Clamp them into the notch in the rear of the frame with long pipe clamp and blast them in. Use a 1/2" bolt to press the bushings in. As I did, you will have to use washers or big nuts for spacers when pressing. Doing them like this ensures they will both be lined up with each other after they're in. The bushings are 1/2"id, 3/4"od, 3/4"long with a flange. They cost about 60 cents each from MSC. The upright bolt on the caster is 1/2" dia. and a little long. When your using the cart you may notice that one back wheel is off the ground a lot more than the other. In this case simply shim that one down by putting washers between the caster and the frame until they run about even.

 

 

 

  Step 7. Front wheels. Determine the length of bolt to use. You want the bearings to ride on the shoulder of the bolt and not on the thread, so measure the wheel width(at the bearings). Add an inch to go through the wheel mount, and a little more for a washer to keep the hub from rubbing the frame. Take a small scrap of the 1" tubing for the wheel mount and drill a half inch hole through it. Slip a half inch bolt, of the proper length, through the hole and tack weld the head of the bolt to the tubing. I use a 6010 or 6011 rod for this cause they bite into the bolt head a little better. Put washer on bolt then wheel then nut. Clamp wheel mount on frame and eye ball the wheel straight with the frame. Once it's straight blast away. Before you weld the bolt into the mount (or the mount to the frame) do a trial fit up and then you can cut off extra thread with the chop saw. You won't need all that thread hanging out catching on the wood work.

 

Step 8. Deck. If you hadn't already cut steel for this, do it now! Clamp pieces to frame of cart for welding. This will help to make the top lay on the frame reasonably flat. Well, if not flat at least they will be similar. Weld in tabs as shown. I use a scrap of 2x4 that has a scrap of the plywood I'm going to use for the top (1/2") attached to it. This will keep your tabs that far below the upper edge of the top. In other words, the plywood will sit inside the frame on the tabs, and will be flush with top of frame. I only weld tabs on the bottom side. It seems to work ok. Screw plywood through tabs (from underneath) with small wood screws. Oh yeah, tabs are 1/8" flat stock, 1" wide, sawed 1" long. I think the only welds I ground were on the top of the top to help keep things smooth.

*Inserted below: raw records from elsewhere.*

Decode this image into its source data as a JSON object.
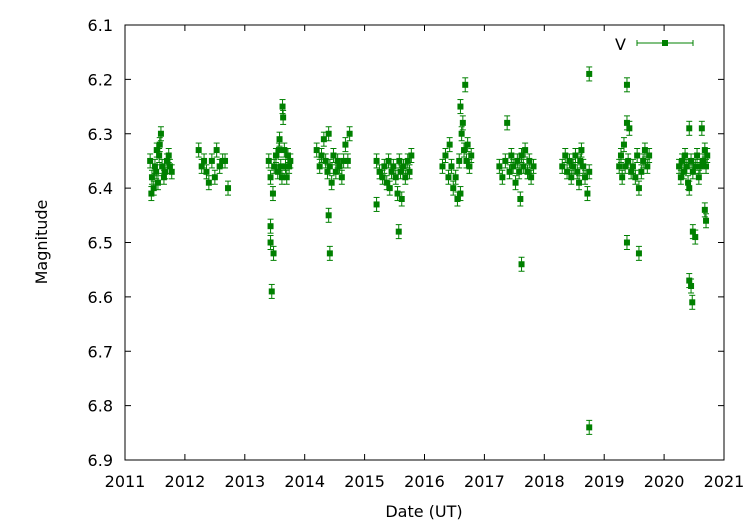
{
  "chart_data": {
    "type": "scatter",
    "xlabel": "Date (UT)",
    "ylabel": "Magnitude",
    "xlim": [
      2011,
      2021
    ],
    "ylim": [
      6.1,
      6.9
    ],
    "y_inverted": true,
    "grid": false,
    "legend_position": "top-right",
    "x_ticks": [
      "2011",
      "2012",
      "2013",
      "2014",
      "2015",
      "2016",
      "2017",
      "2018",
      "2019",
      "2020",
      "2021"
    ],
    "y_ticks": [
      "6.1",
      "6.2",
      "6.3",
      "6.4",
      "6.5",
      "6.6",
      "6.7",
      "6.8",
      "6.9"
    ],
    "series": [
      {
        "name": "V",
        "color": "#008000",
        "marker": "square",
        "error_bars": true,
        "points": [
          [
            2011.42,
            6.35
          ],
          [
            2011.45,
            6.38
          ],
          [
            2011.48,
            6.4
          ],
          [
            2011.5,
            6.36
          ],
          [
            2011.52,
            6.37
          ],
          [
            2011.55,
            6.39
          ],
          [
            2011.57,
            6.34
          ],
          [
            2011.58,
            6.32
          ],
          [
            2011.6,
            6.3
          ],
          [
            2011.62,
            6.36
          ],
          [
            2011.65,
            6.38
          ],
          [
            2011.67,
            6.37
          ],
          [
            2011.7,
            6.35
          ],
          [
            2011.73,
            6.34
          ],
          [
            2011.75,
            6.36
          ],
          [
            2011.78,
            6.37
          ],
          [
            2011.44,
            6.41
          ],
          [
            2011.53,
            6.33
          ],
          [
            2012.23,
            6.33
          ],
          [
            2012.28,
            6.36
          ],
          [
            2012.32,
            6.35
          ],
          [
            2012.36,
            6.37
          ],
          [
            2012.4,
            6.39
          ],
          [
            2012.45,
            6.35
          ],
          [
            2012.5,
            6.38
          ],
          [
            2012.53,
            6.33
          ],
          [
            2012.58,
            6.36
          ],
          [
            2012.63,
            6.35
          ],
          [
            2012.67,
            6.35
          ],
          [
            2012.72,
            6.4
          ],
          [
            2013.4,
            6.35
          ],
          [
            2013.43,
            6.38
          ],
          [
            2013.47,
            6.41
          ],
          [
            2013.49,
            6.36
          ],
          [
            2013.52,
            6.34
          ],
          [
            2013.55,
            6.37
          ],
          [
            2013.57,
            6.33
          ],
          [
            2013.58,
            6.31
          ],
          [
            2013.6,
            6.36
          ],
          [
            2013.62,
            6.38
          ],
          [
            2013.63,
            6.25
          ],
          [
            2013.64,
            6.27
          ],
          [
            2013.66,
            6.33
          ],
          [
            2013.68,
            6.36
          ],
          [
            2013.7,
            6.38
          ],
          [
            2013.72,
            6.34
          ],
          [
            2013.74,
            6.36
          ],
          [
            2013.76,
            6.35
          ],
          [
            2013.43,
            6.47
          ],
          [
            2013.43,
            6.5
          ],
          [
            2013.48,
            6.52
          ],
          [
            2013.45,
            6.59
          ],
          [
            2014.2,
            6.33
          ],
          [
            2014.25,
            6.36
          ],
          [
            2014.28,
            6.34
          ],
          [
            2014.32,
            6.31
          ],
          [
            2014.35,
            6.35
          ],
          [
            2014.38,
            6.37
          ],
          [
            2014.4,
            6.3
          ],
          [
            2014.42,
            6.36
          ],
          [
            2014.45,
            6.39
          ],
          [
            2014.48,
            6.34
          ],
          [
            2014.52,
            6.37
          ],
          [
            2014.55,
            6.35
          ],
          [
            2014.58,
            6.36
          ],
          [
            2014.62,
            6.38
          ],
          [
            2014.65,
            6.35
          ],
          [
            2014.68,
            6.32
          ],
          [
            2014.72,
            6.35
          ],
          [
            2014.75,
            6.3
          ],
          [
            2014.4,
            6.45
          ],
          [
            2014.42,
            6.52
          ],
          [
            2015.2,
            6.35
          ],
          [
            2015.25,
            6.37
          ],
          [
            2015.3,
            6.38
          ],
          [
            2015.33,
            6.36
          ],
          [
            2015.37,
            6.39
          ],
          [
            2015.4,
            6.35
          ],
          [
            2015.42,
            6.4
          ],
          [
            2015.45,
            6.37
          ],
          [
            2015.48,
            6.36
          ],
          [
            2015.52,
            6.38
          ],
          [
            2015.55,
            6.41
          ],
          [
            2015.58,
            6.35
          ],
          [
            2015.6,
            6.37
          ],
          [
            2015.62,
            6.42
          ],
          [
            2015.65,
            6.36
          ],
          [
            2015.68,
            6.38
          ],
          [
            2015.72,
            6.35
          ],
          [
            2015.75,
            6.37
          ],
          [
            2015.78,
            6.34
          ],
          [
            2015.2,
            6.43
          ],
          [
            2015.57,
            6.48
          ],
          [
            2016.3,
            6.36
          ],
          [
            2016.35,
            6.34
          ],
          [
            2016.4,
            6.38
          ],
          [
            2016.42,
            6.32
          ],
          [
            2016.45,
            6.36
          ],
          [
            2016.48,
            6.4
          ],
          [
            2016.52,
            6.38
          ],
          [
            2016.55,
            6.42
          ],
          [
            2016.58,
            6.35
          ],
          [
            2016.6,
            6.25
          ],
          [
            2016.62,
            6.3
          ],
          [
            2016.64,
            6.28
          ],
          [
            2016.66,
            6.33
          ],
          [
            2016.68,
            6.21
          ],
          [
            2016.7,
            6.35
          ],
          [
            2016.72,
            6.32
          ],
          [
            2016.75,
            6.36
          ],
          [
            2016.78,
            6.34
          ],
          [
            2016.6,
            6.41
          ],
          [
            2017.25,
            6.36
          ],
          [
            2017.3,
            6.38
          ],
          [
            2017.35,
            6.35
          ],
          [
            2017.38,
            6.28
          ],
          [
            2017.42,
            6.37
          ],
          [
            2017.45,
            6.34
          ],
          [
            2017.48,
            6.36
          ],
          [
            2017.52,
            6.39
          ],
          [
            2017.55,
            6.35
          ],
          [
            2017.58,
            6.37
          ],
          [
            2017.6,
            6.42
          ],
          [
            2017.62,
            6.34
          ],
          [
            2017.65,
            6.36
          ],
          [
            2017.68,
            6.33
          ],
          [
            2017.72,
            6.37
          ],
          [
            2017.75,
            6.35
          ],
          [
            2017.78,
            6.38
          ],
          [
            2017.82,
            6.36
          ],
          [
            2017.62,
            6.54
          ],
          [
            2018.3,
            6.36
          ],
          [
            2018.35,
            6.34
          ],
          [
            2018.38,
            6.37
          ],
          [
            2018.42,
            6.35
          ],
          [
            2018.45,
            6.38
          ],
          [
            2018.48,
            6.36
          ],
          [
            2018.52,
            6.34
          ],
          [
            2018.55,
            6.37
          ],
          [
            2018.58,
            6.39
          ],
          [
            2018.6,
            6.35
          ],
          [
            2018.62,
            6.33
          ],
          [
            2018.65,
            6.36
          ],
          [
            2018.68,
            6.38
          ],
          [
            2018.72,
            6.41
          ],
          [
            2018.75,
            6.37
          ],
          [
            2018.75,
            6.19
          ],
          [
            2018.75,
            6.84
          ],
          [
            2019.25,
            6.36
          ],
          [
            2019.28,
            6.34
          ],
          [
            2019.3,
            6.38
          ],
          [
            2019.33,
            6.32
          ],
          [
            2019.35,
            6.36
          ],
          [
            2019.38,
            6.28
          ],
          [
            2019.4,
            6.35
          ],
          [
            2019.42,
            6.29
          ],
          [
            2019.45,
            6.37
          ],
          [
            2019.48,
            6.36
          ],
          [
            2019.52,
            6.38
          ],
          [
            2019.55,
            6.34
          ],
          [
            2019.58,
            6.4
          ],
          [
            2019.62,
            6.37
          ],
          [
            2019.65,
            6.35
          ],
          [
            2019.68,
            6.33
          ],
          [
            2019.72,
            6.36
          ],
          [
            2019.75,
            6.34
          ],
          [
            2019.38,
            6.21
          ],
          [
            2019.38,
            6.5
          ],
          [
            2019.58,
            6.52
          ],
          [
            2020.25,
            6.36
          ],
          [
            2020.28,
            6.38
          ],
          [
            2020.3,
            6.35
          ],
          [
            2020.33,
            6.37
          ],
          [
            2020.35,
            6.34
          ],
          [
            2020.38,
            6.36
          ],
          [
            2020.4,
            6.39
          ],
          [
            2020.42,
            6.29
          ],
          [
            2020.45,
            6.35
          ],
          [
            2020.48,
            6.37
          ],
          [
            2020.52,
            6.36
          ],
          [
            2020.55,
            6.34
          ],
          [
            2020.58,
            6.38
          ],
          [
            2020.6,
            6.36
          ],
          [
            2020.63,
            6.29
          ],
          [
            2020.65,
            6.35
          ],
          [
            2020.68,
            6.33
          ],
          [
            2020.7,
            6.36
          ],
          [
            2020.72,
            6.34
          ],
          [
            2020.42,
            6.4
          ],
          [
            2020.42,
            6.57
          ],
          [
            2020.45,
            6.58
          ],
          [
            2020.47,
            6.61
          ],
          [
            2020.48,
            6.48
          ],
          [
            2020.52,
            6.49
          ],
          [
            2020.68,
            6.44
          ],
          [
            2020.7,
            6.46
          ]
        ]
      }
    ]
  }
}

Now make 2 small pieces using the 1/8" (or 14 gua, something like that) to make hinges for the top to tilt on the frame. Drill for 1/4" bolt and bolt to top. Position top on frame and weld hinges to frame..

The plywood will have to be notched on the sides for the hinges and nitrogen cylinders.

 

Step 9. Paint. Looks good eh? Now wire brush the whole thing, remove wheels and paint the whole thing Navy Grey.

Step 10. Cushion. I used 2" foam from sears or jc penney. I forget which. Sew the top together with heavy weight but light color fabric. I like cottony type fabric and for goodness sake don’t get black unless you like laying on a frying pan in the summer. Attach pad to deck with velcro.

 I skipped some parts. The nitrogen cylinders were fished out of the garbage can at a local garage. I got a whole pile of them and these are smaller than most. You can calculate their position or just trial and error as I did.

The lift prop is 1" angle iron with 3/8" holes drilled through it for positions.

 

The latch pin is a 3" long 1/4" bolt with the head cut off. Cross drill for wire brad spring retaining pin. Spring is from junk can full of springs. (I knew I would need them some day)

Spring pin enclosure is a hunk of 3/4" sch 40 pipe about 1.25" long, cross drilled for spring pin.

Linkage is from 1970 ford truck carburetor. Latch handle is brake handle from old wheelchair.

Bolted sheet metal clip at top holds prop against frame. Clip at bottom keeps prop from catching on frame.

 

Operation is as follows: pull handle back retracting spring. Lift body weight off of chest. Nitrogen cylinders overcome remaining weight of lower extremities lifting cart. Release handle so spring pin engages hole in lift prop.

 

I think I will put a prop and latch on the other side too. When you are inclined there is an uneven springiness to the top with only one prop. It works ok but I think will be stronger with 2 props.